Und das Beste ist: Dieses Gesicht wird euch in Echtzeit während des Abenteuers begleiten. Wie läuft das ab? Die erste Überraschung ist die Steuerung, denn ihr bewegt den Charakter nicht mit dem Analogstick, sondern mit der R2-Taste. Der Analogstick bestimmt hingegen, wohin ihr schaut. Sprich: Schaue ich nach links und drücke R2, gehe ich auch nach links. Dass man den Kopf quasi frei beweglich macht, hat später natürlich Vorteile, wenn man sich nach oben, unten oder zur Seite umschauen will.

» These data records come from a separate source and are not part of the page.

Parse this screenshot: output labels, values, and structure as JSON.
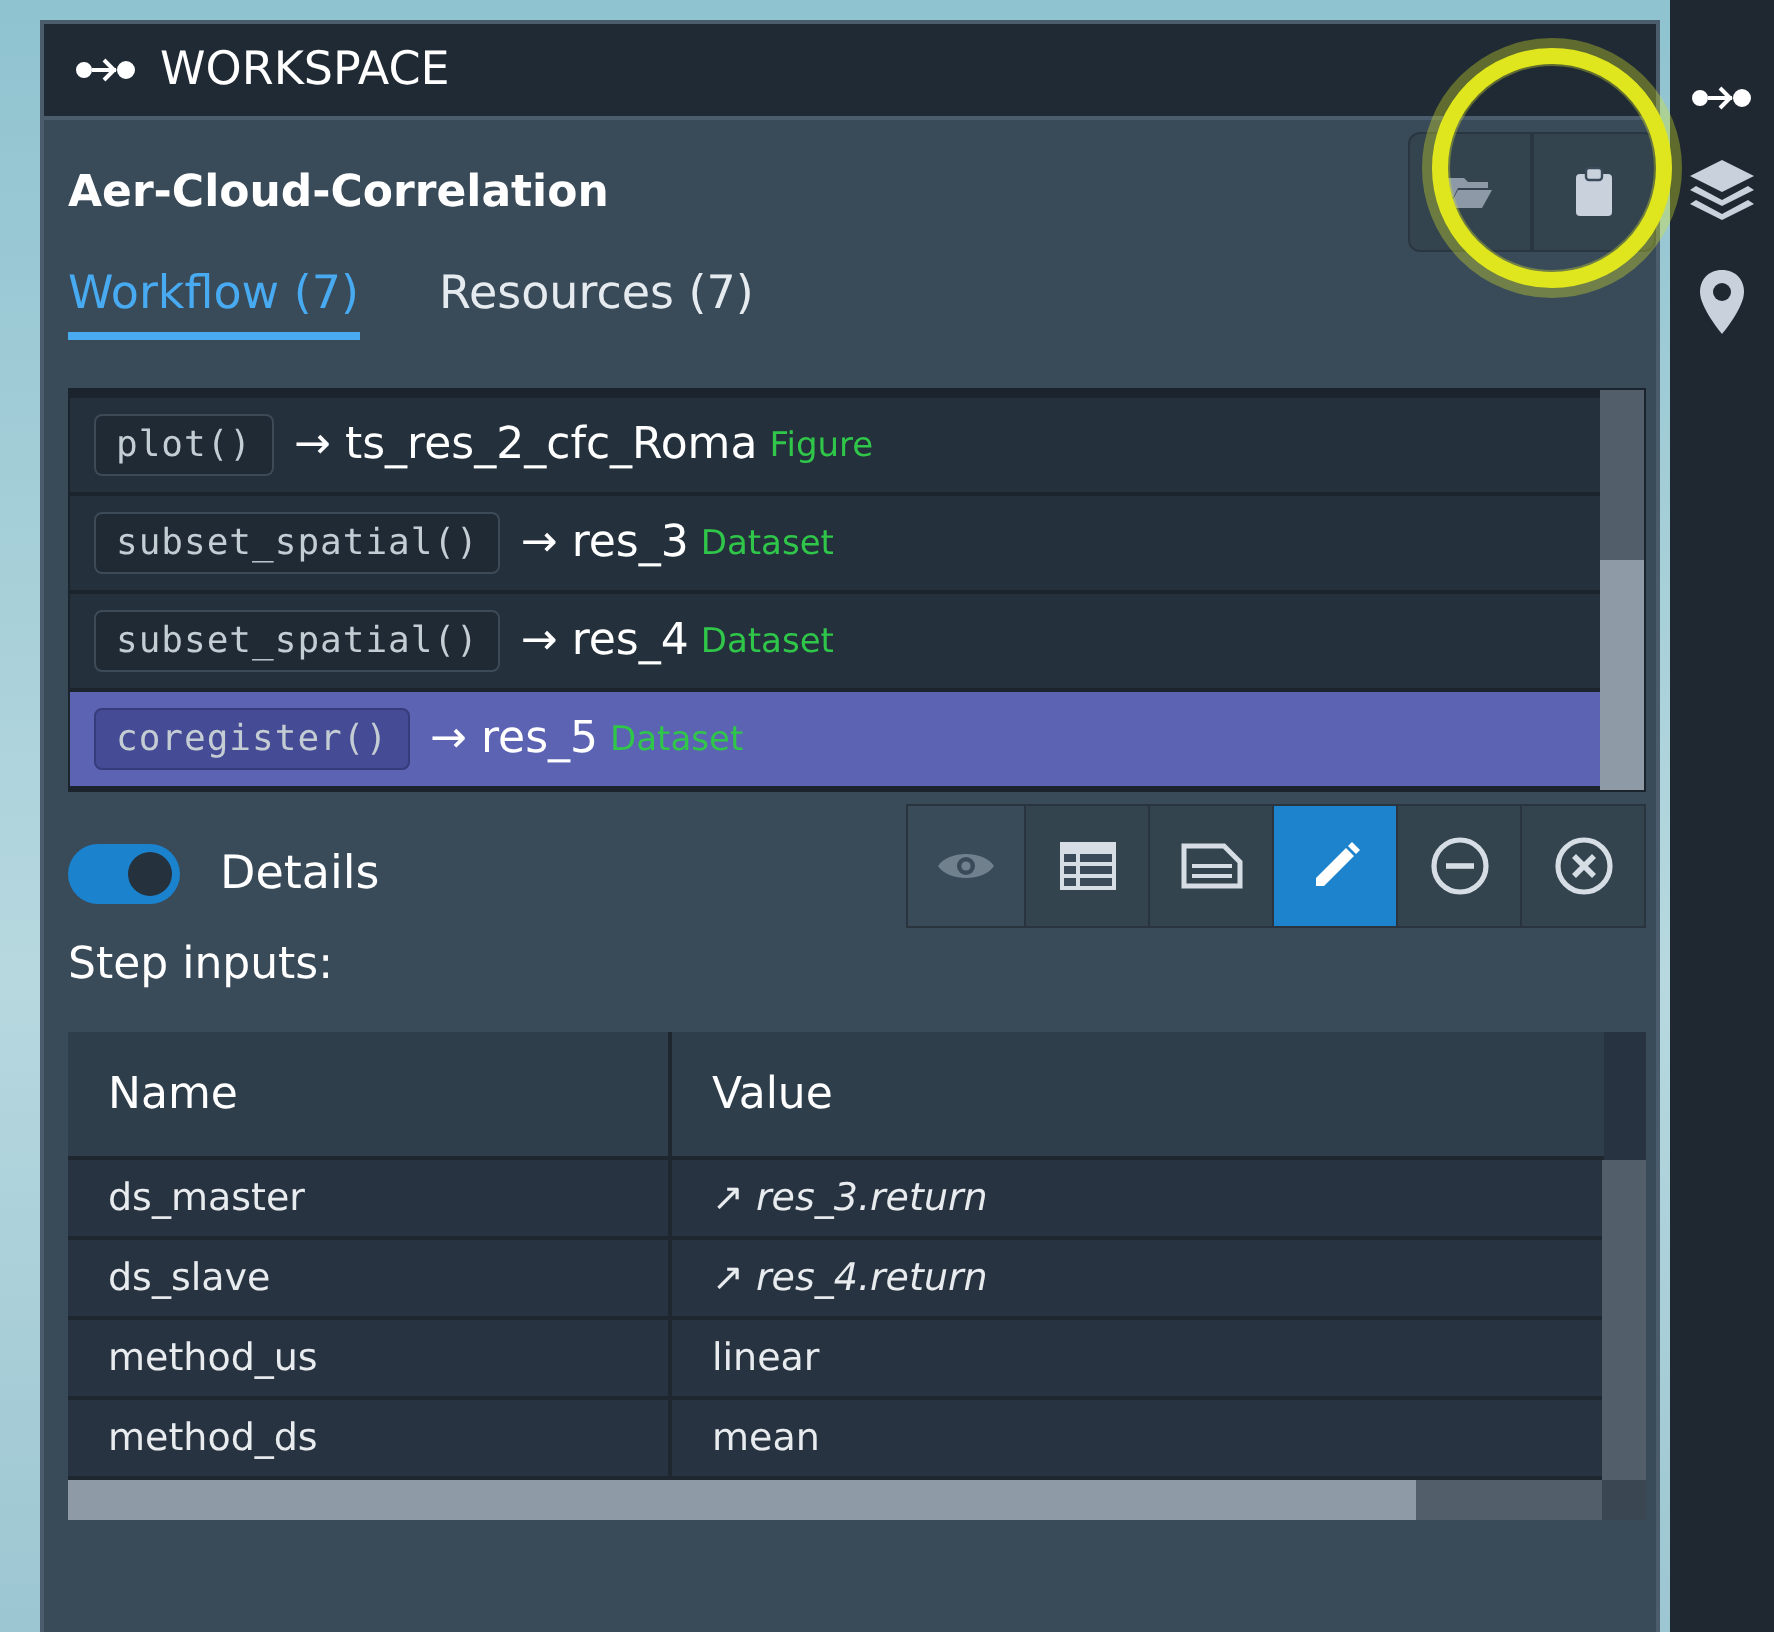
{
  "header": {
    "title": "WORKSPACE"
  },
  "workspace": {
    "name": "Aer-Cloud-Correlation"
  },
  "tabs": [
    {
      "label": "Workflow (7)",
      "selected": true
    },
    {
      "label": "Resources (7)",
      "selected": false
    }
  ],
  "steps": [
    {
      "call": "plot()",
      "arrow": "→",
      "result": "ts_res_2_cfc_Roma",
      "type": "Figure",
      "selected": false
    },
    {
      "call": "subset_spatial()",
      "arrow": "→",
      "result": "res_3",
      "type": "Dataset",
      "selected": false
    },
    {
      "call": "subset_spatial()",
      "arrow": "→",
      "result": "res_4",
      "type": "Dataset",
      "selected": false
    },
    {
      "call": "coregister()",
      "arrow": "→",
      "result": "res_5",
      "type": "Dataset",
      "selected": true
    }
  ],
  "step_actions": [
    {
      "kind": "eye",
      "active": false
    },
    {
      "kind": "table",
      "active": false
    },
    {
      "kind": "document",
      "active": false
    },
    {
      "kind": "pencil",
      "active": true
    },
    {
      "kind": "minus",
      "active": false
    },
    {
      "kind": "cross",
      "active": false
    }
  ],
  "details": {
    "label": "Details",
    "on": true
  },
  "step_inputs": {
    "label": "Step inputs:",
    "columns": [
      "Name",
      "Value"
    ],
    "rows": [
      {
        "name": "ds_master",
        "value": "↗ res_3.return",
        "kind": "reference"
      },
      {
        "name": "ds_slave",
        "value": "↗ res_4.return",
        "kind": "reference"
      },
      {
        "name": "method_us",
        "value": "linear",
        "kind": "plain"
      },
      {
        "name": "method_ds",
        "value": "mean",
        "kind": "plain"
      }
    ]
  }
}
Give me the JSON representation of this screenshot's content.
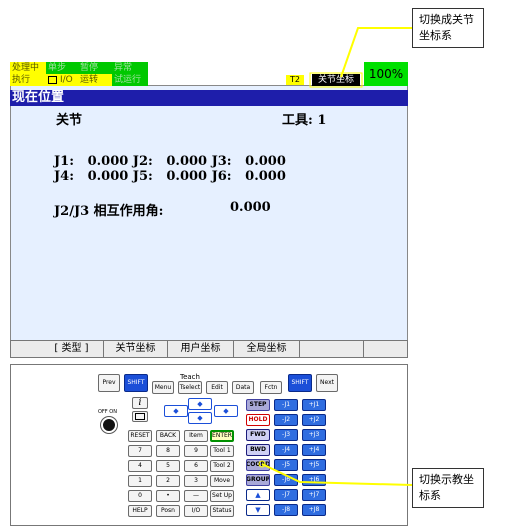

Das Bewegen der Arme wird aktiv über den Analogstick ausgeführt – so z.B., wenn man in einen Briefkasten greifen möchte. Und wenn man sich hinter einer Tür versteckt, muss man die betreffende Taste gedrückt halten; eine kleine, aber feine Methode, um in der Situation zusätzlich Spannung aufzubauen. Die entsteht auch dadurch, dass Quantic Dream auf kleine, aber unheimlich detaillierte Schauplätze setzt. Wer das Drumherum des Hauses inspiziert, wird in einer Abfalltonne das erste Indiz dafür finden, dass es sich bei Heavy Rain um einen Thriller mit morbidem Flair handelt: Einen blutroten Stöckelschuh.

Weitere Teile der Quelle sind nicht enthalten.